Я мог все обдумать еще в первый раз. Мог бы, если бы не решил отяготить бремя своего скромного существования, впав в совершенно нелепое заблуждение. А случилось то — до сих пор офигеваю — что на меня вышла КАТР. Старый добрый Стив Стикет как-то раздобыл мой номер и позвонил.
— Джерри, дорогой, куда ты на фиг пропал?
Никогда не забуду его голос. Со студенческих лет не изменился. Словно это самая естественная вещь в мире. Словно я не свалился с края земли, не рухнул в пропасть и не выполз оттуда обратно, держа задницу в руках, с карманами, набитыми окровавленными обломками, которые прежде были моими зубами…

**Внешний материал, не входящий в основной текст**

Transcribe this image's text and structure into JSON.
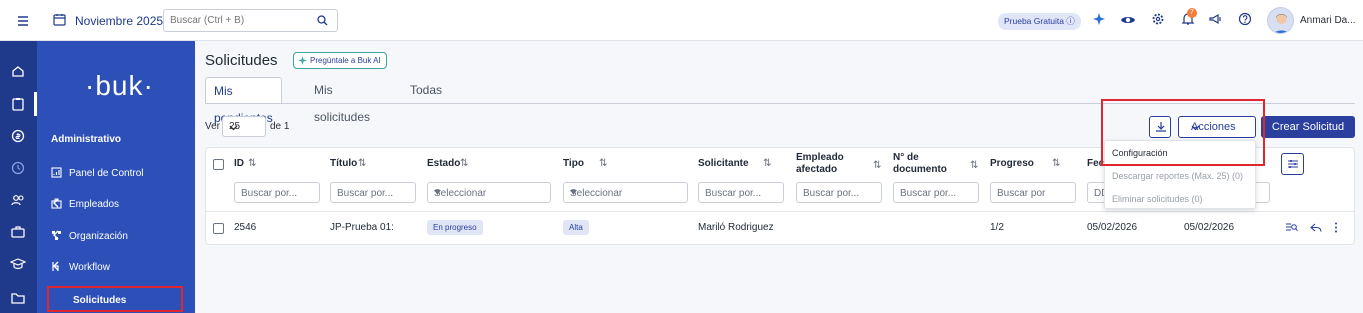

— На ТВ есть крутая маза, — щебетал Стив, — просто обалденная, я тебе говорю. Прикинь, Уэс, бля, Крэйвен. Чё? Как ты думаешь? Круто, нет?
— Чего?
Мой голос прозвучал так слабо, только он, видимо, не обратил внимания. «Как ты меня нашел?» — услышал я собственное нытье. Его «прийти-отхватить» меня реально испугало.
Надо было появиться в КАТР. У меня было такое ощущение, что я бы с удовольствием повесился, нашел бы подходящую балку, зацепил веревку и сунул б голову в петлю, а старому доброму Стиву пришлось бы отправлять курьера, чтобы тот меня снял и устроил мне встречу с каким-то придурочным режиссером, кто «много про меня слышал», «в восторге от моих работ» и «очень хочет вместе поработать…»
55
Блядь (исп.).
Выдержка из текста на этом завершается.